The clips of Andrews, 31, a statuesque blonde who has developed a devoted following since starting at ESPN in 2004 , were posted online late last week, and searches for the videos have topped Google's trend list for the past three days.
The grainy images shot through what appears to be a makeshift hole in a wall, show Andrews undressing and appearing nude in an unknown hotel room, apparently unaware that she is being filmed.
The Web site TMZ.com has viewed several pieces of footage and surmised there are six separate clips circulating online, four filmed at one hotel and two from a second.
According to the site, the first set of videos was filmed through a round hole, and the second set filmed through a jagged hole. There is reportedly different furniture in each of the rooms.
TMZ speculates that the alleged peeping tom was someone -- possibly an ESPN employee -- who had knowledge of Andrews' schedule.
A spokesman for ESPN, which like ABC News is owned by the Walt Disney Company, would not confirm that the investigation was focusing on any one person or group of people.
"In conjunction with Erin's attorney we are looking at all possibilities," said spokesman Josh Krulewitz.
Many of the Web sites initially hosting the clip have since removed it, but the video continues to live on the Internet in cached versions.
A cached clip found by ABC News, but of unconfirmed authenticity, shows grainy images of a naked woman whom the camera seems to be following, indicating the camera may be hand held.
In a previous statement Andrews' lawyer Marshall Grossman said no one has yet to be identified, as the video maker.
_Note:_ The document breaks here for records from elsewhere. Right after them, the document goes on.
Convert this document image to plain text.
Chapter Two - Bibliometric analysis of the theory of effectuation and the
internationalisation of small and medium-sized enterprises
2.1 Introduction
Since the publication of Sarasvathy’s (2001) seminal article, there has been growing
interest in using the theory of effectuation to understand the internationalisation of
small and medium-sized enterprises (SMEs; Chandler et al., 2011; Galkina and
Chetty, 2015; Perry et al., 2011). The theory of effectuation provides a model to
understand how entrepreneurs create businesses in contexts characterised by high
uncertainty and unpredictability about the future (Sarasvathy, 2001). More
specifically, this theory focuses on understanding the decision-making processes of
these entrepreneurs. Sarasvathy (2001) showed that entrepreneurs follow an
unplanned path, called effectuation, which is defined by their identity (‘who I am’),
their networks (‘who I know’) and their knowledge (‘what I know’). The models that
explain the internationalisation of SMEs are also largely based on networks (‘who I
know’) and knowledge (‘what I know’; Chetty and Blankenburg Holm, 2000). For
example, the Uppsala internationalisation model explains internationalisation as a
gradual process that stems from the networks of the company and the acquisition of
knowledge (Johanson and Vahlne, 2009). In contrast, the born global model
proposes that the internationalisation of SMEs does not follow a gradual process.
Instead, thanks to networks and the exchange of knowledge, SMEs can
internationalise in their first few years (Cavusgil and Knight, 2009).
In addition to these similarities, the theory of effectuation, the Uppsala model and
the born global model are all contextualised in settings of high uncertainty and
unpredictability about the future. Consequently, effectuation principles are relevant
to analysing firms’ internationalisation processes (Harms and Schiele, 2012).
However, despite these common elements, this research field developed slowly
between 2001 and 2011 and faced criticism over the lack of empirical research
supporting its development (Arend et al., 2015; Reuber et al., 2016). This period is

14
"Although the perpetrator or perpetrators of this criminal act have not yet been identified, when they are identified she intends to bring both civil and criminal charges against them and against anyone who has published the material. We request respect of Erin's privacy at this time, while she and her representatives are working with the authorities," said Grossman.
Grossman, who works out of Los Angeles, did not return calls for comment early Wednesday.
Though Grossman has vowed to see the peeping tom prosecuted, other victims of so-called video voyeurs say few states have laws against filming someone without their consent.
Just 19 states have laws that ban filming someone without their knowledge.